Kate Braestrup grew up in Washington, D.C. and
is the daughter of the noted writer/journalist (editor of The Wilson
Quarterly)
Peter Braestrup (1929-1997). Kate's grandfather, Carl Bjorn Braestrup
(1897-1982), worked on the Manhattan Project and co-invented a
cobalt-therapy machine used for cancer treatment.

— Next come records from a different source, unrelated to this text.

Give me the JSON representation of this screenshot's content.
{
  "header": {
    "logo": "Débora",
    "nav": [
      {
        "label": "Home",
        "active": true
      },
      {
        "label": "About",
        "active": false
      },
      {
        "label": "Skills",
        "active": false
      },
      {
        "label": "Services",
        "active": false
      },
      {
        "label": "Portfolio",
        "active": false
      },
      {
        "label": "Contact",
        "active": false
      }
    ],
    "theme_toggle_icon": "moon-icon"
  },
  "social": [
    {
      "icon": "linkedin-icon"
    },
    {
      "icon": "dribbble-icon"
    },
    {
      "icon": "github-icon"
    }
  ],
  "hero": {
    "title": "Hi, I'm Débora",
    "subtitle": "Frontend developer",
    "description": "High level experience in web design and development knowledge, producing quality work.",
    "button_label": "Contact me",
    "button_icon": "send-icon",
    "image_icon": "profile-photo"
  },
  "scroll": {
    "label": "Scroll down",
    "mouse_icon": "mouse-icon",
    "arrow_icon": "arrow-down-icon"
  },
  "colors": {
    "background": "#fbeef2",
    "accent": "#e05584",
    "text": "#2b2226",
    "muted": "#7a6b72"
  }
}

Kate attended Parsons School of Design, New
School for Social Research 1979-81; Georgetown University 1983-1986; and
Bangor Theological. She was a National Book Award finalist and
received the Barnes & Noble Discover Award for Nonfiction (Here If You
Need Me) in 2007.
Kate met her husband, James Andrew 'Drew'
Griffith, when they were both students at the
Corcoran
School of Art (now the Corcoran College of Art & Design). They were
married in 1985 and moved to Maine in the late 1980s when the Maine State
Police hired Griffith. In 1996 he was killed in a vehicle accident while on
duty.
Braestrup has published two books:
-
Onion (1990): The title is
the nickname for Owen, the 13-month-old son of the main character in this
novel, a woman who plans to become a feminist theologian. She has,
however, put her plans aside to be wife to her police officer husband and
mother to Owen.
-
Here If You Need Me
(2007), about losing her husband, a Maine state trooper, in an accident
and becoming a Unitarian Universalist chaplain on search-and-rescue
missions.
Braestrup lives now in Lincolnville with
husband, Simon van der Ven, an art teacher at Camden Hills Regional High
School, and their six children. She is a graduate of
Bangor
Theological Seminary and a community minister affiliated with the
First Universalist Church in Rockland, Maine where she was ordained in
June 2004, and serves as
chaplain for the Maine Warden Service. In between her ministerial
duties, she contributes freelance articles to various publications.